Because of these shortcomings, the M600 chemical fuze was removed from service around 1953 and replaced by the M603 single-impulse fuze, which used a mechanical trigger mechanism i.e. a belleville spring. The stockpile of M600 fuzes was destroyed at this time after being deemed too dangerous to use. The M603 fuze is inherently safe to handle and much more reliable. In addition to the standard M603 fuze, two additional fuzes are available: the M624 tilt-rod fuze (which offers full-width attack capability) and the M608 double-impulse fuze. The M624 fuze requires 3.75 lbf of force to move the tilt rod, and once it exceeds 20 degrees of tilt the mine will detonate.

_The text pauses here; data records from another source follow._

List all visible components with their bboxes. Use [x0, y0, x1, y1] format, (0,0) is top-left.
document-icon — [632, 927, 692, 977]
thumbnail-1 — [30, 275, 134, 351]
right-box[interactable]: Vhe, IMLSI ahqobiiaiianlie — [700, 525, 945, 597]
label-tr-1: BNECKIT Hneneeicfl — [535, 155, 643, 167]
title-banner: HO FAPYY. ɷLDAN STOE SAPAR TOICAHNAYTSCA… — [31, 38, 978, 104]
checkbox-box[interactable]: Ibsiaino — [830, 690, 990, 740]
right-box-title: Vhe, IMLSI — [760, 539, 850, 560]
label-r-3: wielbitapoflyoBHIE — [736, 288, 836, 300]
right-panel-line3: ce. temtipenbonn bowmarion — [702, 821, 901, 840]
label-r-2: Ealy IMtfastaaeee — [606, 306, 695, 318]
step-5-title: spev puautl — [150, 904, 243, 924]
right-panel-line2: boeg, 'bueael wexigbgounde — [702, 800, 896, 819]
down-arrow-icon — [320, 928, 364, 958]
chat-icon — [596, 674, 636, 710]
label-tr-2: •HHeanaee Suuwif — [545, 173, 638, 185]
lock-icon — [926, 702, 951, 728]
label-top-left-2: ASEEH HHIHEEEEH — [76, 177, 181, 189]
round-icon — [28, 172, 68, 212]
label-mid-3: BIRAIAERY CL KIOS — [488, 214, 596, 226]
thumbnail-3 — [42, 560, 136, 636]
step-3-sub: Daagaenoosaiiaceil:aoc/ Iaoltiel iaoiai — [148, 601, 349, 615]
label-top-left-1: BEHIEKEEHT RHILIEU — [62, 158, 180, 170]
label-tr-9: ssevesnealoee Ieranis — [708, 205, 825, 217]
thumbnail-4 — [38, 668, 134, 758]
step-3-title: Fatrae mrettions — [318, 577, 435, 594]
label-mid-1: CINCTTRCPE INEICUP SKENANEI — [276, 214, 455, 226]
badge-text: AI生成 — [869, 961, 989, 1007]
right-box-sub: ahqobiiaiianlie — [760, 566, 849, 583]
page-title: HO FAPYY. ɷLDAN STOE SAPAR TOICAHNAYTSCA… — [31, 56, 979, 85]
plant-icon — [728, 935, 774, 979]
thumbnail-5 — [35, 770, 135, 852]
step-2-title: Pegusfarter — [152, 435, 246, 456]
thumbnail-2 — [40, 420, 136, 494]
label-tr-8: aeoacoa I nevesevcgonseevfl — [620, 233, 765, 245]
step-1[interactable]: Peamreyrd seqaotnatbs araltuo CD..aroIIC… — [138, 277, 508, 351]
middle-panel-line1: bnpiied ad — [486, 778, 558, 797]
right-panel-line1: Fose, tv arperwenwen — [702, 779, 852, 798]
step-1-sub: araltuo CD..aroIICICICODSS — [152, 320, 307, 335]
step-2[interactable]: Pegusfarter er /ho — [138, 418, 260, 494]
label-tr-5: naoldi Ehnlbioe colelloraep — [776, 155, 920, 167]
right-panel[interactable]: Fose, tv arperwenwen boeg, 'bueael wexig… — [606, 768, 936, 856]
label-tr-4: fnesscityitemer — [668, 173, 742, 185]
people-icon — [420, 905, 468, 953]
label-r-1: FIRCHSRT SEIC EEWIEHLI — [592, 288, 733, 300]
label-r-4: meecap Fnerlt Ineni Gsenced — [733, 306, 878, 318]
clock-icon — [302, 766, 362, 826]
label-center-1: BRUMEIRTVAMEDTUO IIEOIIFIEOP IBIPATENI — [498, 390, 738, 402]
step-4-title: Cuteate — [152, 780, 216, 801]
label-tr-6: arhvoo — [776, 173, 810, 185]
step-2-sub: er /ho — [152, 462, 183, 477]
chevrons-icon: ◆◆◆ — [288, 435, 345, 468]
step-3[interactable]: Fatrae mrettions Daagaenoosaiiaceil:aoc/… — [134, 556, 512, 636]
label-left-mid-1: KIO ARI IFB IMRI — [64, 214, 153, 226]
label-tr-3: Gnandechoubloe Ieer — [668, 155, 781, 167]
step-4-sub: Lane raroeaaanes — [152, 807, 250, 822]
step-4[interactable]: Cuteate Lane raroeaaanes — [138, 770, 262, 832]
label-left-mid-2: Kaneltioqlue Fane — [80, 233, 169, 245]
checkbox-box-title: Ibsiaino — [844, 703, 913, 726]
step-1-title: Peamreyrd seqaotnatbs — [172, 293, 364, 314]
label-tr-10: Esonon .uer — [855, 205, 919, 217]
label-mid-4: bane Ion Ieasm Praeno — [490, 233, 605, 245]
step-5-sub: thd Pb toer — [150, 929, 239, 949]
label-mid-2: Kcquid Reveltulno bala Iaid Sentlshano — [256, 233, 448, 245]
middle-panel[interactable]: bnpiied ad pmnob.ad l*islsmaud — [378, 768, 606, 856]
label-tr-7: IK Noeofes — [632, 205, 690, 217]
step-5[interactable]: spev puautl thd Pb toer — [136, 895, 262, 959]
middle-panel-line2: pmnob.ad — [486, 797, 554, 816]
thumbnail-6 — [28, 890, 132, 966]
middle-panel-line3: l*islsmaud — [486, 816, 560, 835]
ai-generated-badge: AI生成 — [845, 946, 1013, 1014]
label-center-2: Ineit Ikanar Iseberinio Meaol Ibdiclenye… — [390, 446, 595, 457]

The M608 double-impulse fuze will not detonate the mine when the first tank drives over it: instead, it simply arms itself so that the mine detonates when the second vehicle (e.g. an APC or perhaps a truck towing a howitzer) following in the tracks of the first tank drives over it – an event which might occur seconds, hours or even weeks later. The M608 double-impulse fuze is particularly useful when fitted to mines located on the outer edges of minefields, because this gives tank operators a false sense of security. The lead tank, for instance, can drive over 30 mines fitted with double-impulse fuzes without detonating any of them. This lures tank operators deep into the minefield, where they eventually trigger mines fitted with the M603 or M624 fuze (both of which operate exclusively in single-impulse mode) and become trapped. Attempts to recover the tanks or rescue victims are hindered by the fact that the M608-fitted mines previously driven over are now operating in single-impulse mode, and also because minefields containing M15 mines usually contain various antipersonnel mines as well, for instance the M14 mine and M16 bounding mine. An additional benefit of double-impulse fuzes is that they give mines a degree of protection against clearance techniques which use blast overpressure or mine roller systems.

==Specifications==
- Weight: 14.3 kg
- Explosive content: 10.3 kg of Composition B
- Diameter: 333 mm
- Height: 150 mm
- Operating pressure: 160 to 340 kg (for the M603 pressure fuze)

==Users==
- USA: The United States holds a large inventory of this mine. In 1984 it had approximately 1,904,000 M15 mines in storage, of which around 70% were serviceable.